ASP and special characters

Bill Appledorf ( (no email) )
Thu, 21 May 1998 23:16:51 -0700

A few weeks ago someone posted a message here expressing concern about
capturing special characters input by users, transmitting these characters
in URL's, storing them in a database, and querying those values using ASP.

This person was also concerned that embedded single and double quotes in
user input pose a security risk because a malicious user might embed
destructive SQL in those fields. Modern databases do not allow this, and in
fact to allow it is considered a horrible bug, so I will not address this
issue.

Six characters pose special problems to ASP programmers, seven if you count
space (%20). These characters are & (%26), + (%2B), and ? (%3F) because they
have special meaning in URL parameters strings, and " (%22), ' (%27), and |
(%7C) because they have special meaning in SQL statements.

An ASP programmer must feel completely confident about four processes to be
able to handle these characters successully:

1. If you reference Request.Form and Request.QueryString fields containing
these characters in your code, between <% and %> delimiters, you will find
that these characters are encoded as %nn escape sequences.

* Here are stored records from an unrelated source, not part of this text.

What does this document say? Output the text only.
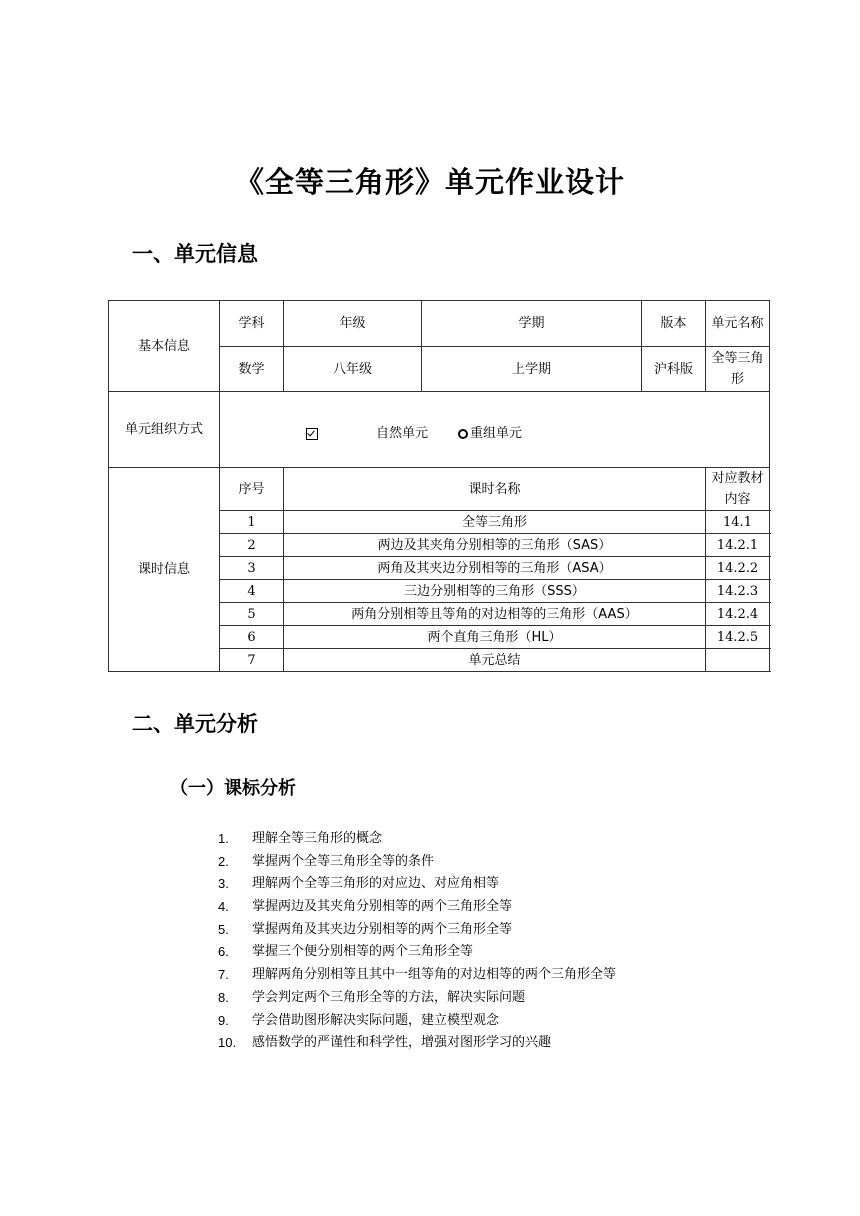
《全等三角形》单元作业设计
一、单元信息
基本信息	学科	年级	学期	版本	单元名称
	数学	八年级	上学期	沪科版	全等三角形
单元组织方式	自然单元 重组单元				

课时信息	序号	课时名称			对应教材内容
	1	全等三角形			14.1
	2	两边及其夹角分别相等的三角形（SAS）			14.2.1
	3	两角及其夹边分别相等的三角形（ASA）			14.2.2
	4	三边分别相等的三角形（SSS）			14.2.3
	5	两角分别相等且等角的对边相等的三角形（AAS）			14.2.4
	6	两个直角三角形（HL）			14.2.5
	7	单元总结			
二、单元分析
（一）课标分析
1.	理解全等三角形的概念
2.	掌握两个全等三角形全等的条件
3.	理解两个全等三角形的对应边、对应角相等
4.	掌握两边及其夹角分别相等的两个三角形全等
5.	掌握两角及其夹边分别相等的两个三角形全等
6.	掌握三个便分别相等的两个三角形全等
7.	理解两角分别相等且其中一组等角的对边相等的两个三角形全等
8.	学会判定两个三角形全等的方法，解决实际问题
9.	学会借助图形解决实际问题，建立模型观念
10.	感悟数学的严谨性和科学性，增强对图形学习的兴趣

2. If you reference these same fields in your HTML, between <%= and %>
delimiters, ASP decodes the escape sequences for you and displays them as
ASCII printable characters.

3. If you store these characters in your database as escape sequences, you
can use the escape sequences in queries, and you can use the escape
sequences in URL parameter strings.

4. If you reference special characters as escape sequences internally in
your code, you have to decode them manually in order for them to display
properly.

Given these facts, one way you can solve the problem of gnarly characters is
to store Request.Form and Request.QueryString fields without decoding them,
treat them as escape sequences in your code, and only decode them when you
need to display them.

There is a level of complexity, however that you must deal with in order for
this approach work. % (%25) characters are themselves encoded as escape
sequences when you use them in Request.QueryString and Request.Form fields.

For example, suppose you create a field in a form like so:

<INPUT TYPE="HIDDEN" NAME="ID" VALUE="<%= ID %>"

and suppose ID is a string containing the value

"%22Hello%22" .

Code that references Request.QueryString("ID") or Request.Form("ID"),
depending on whether you say GET or POST, will see the value

%2522Hello%2522

To decode this value properly, and to keep from concatenating strings of %25
sequences in your Request.QueryString and Request.Form fields if you use
them to assemble URL's for Response.Redirect statements, you need to say
Replace(Request.QueryString("<field name">), "%25, "%") before you
manipulate these fields.

I am posting this message in hopes it might help a kindred soul or two out
there. Other people may have devised other ways to handle these characters.
My bottom line design requirement is that users have to be able to type
whatever they want, and my code has to handle it transparently to them. This
method works for me. Perhaps it will work for you.

Bill Appledorf
billappledorf@usa.net
- - - - - - - - - - - - - - - - - - - - - -